I just finished reading two works by David Rhodes: Driftless and its sequel Jewelweed. I am glad that I stuck with Mr. Rhodes and took up the sequel after reading Driftless. Driftless left me feeling very discouraged and pessimistic about the contemporary state of rural America and its prospects for the future. Jewelweed ended on a much more positive and optimistic note. Rural communities can continue to thrive if folks make a conscious effort to nurture them and folks consider themselves to be social beings and act accordingly. The building and maintenance of local community may require an occasional violation of civil law and the setting aside of social convention; neither occurs without risk and potentially serious negative consequences. The moral requirement underlying such behavioral choices is the pursuit of a common good and not personal gain. We are social beings; we have social responsibilities. In the end, our behavioral choices are our own for which we are individually culpable. Being broken is no excuse to not participate in community; we are all broken in some way--being damaged goods is simply evidence of survival no more no less. There are always second and third chances to get it right or at least a little better this go-a-round.
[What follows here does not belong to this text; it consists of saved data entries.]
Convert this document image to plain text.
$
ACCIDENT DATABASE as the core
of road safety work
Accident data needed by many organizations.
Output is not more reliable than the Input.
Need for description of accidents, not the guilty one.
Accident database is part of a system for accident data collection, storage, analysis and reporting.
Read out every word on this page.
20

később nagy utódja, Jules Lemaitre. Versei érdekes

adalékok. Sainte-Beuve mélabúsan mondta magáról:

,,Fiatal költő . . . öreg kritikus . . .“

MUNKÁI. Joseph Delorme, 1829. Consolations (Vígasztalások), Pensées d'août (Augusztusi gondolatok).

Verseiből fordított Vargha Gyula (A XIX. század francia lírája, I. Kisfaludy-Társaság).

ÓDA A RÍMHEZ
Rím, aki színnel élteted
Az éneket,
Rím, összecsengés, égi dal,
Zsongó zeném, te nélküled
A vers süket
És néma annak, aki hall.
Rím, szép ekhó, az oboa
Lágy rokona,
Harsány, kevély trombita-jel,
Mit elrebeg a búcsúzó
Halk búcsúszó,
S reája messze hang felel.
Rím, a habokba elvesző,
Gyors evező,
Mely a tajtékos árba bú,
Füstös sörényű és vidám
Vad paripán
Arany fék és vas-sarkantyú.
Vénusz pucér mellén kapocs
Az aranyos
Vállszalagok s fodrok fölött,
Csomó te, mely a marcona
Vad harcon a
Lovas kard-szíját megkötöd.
The family farm (in 1950 terms) so threatened in Driftless does not survive in Jewelweed, not even the Amish version. The overreach of corporate America so powerful in Driftless is little more than a dark and ominous storm cloud in Jewelweed--a storm that can be outrun, endured, or that simply dissipates in the face of strength of character. Local integral communities--as in such catchphrases as "Think globally, Act locally," "All politics is local," and "Buy Local"--are able to thrive even when and if compromise and accommodation with the more powerful is the order of any given day. The challenge is to pick these venues--these battles--carefully and to maintain sufficient personal integrity and a broad based liberty so that one can step back from previously made or now considered compromise and accommodation.

Local communities do not act nor do they survive in isolation. They have the capacity to inspire and nurture one another. At times the lace that holds that boot on the foot is the over-the-road trucker, who has a passion for local produce and product and shares his finds with his local community. This boot has the ability to kick some corporate ass as local folks go about living their lives with self-confidence, independence, interdependence, and a sense of their own intrinsic value.

If anyone out there happens to run into Mr. Rhodes, would you please ask him what happened to Graham and Cora Shotwell and their two children, Seth and Grace? I missed them in the sequel.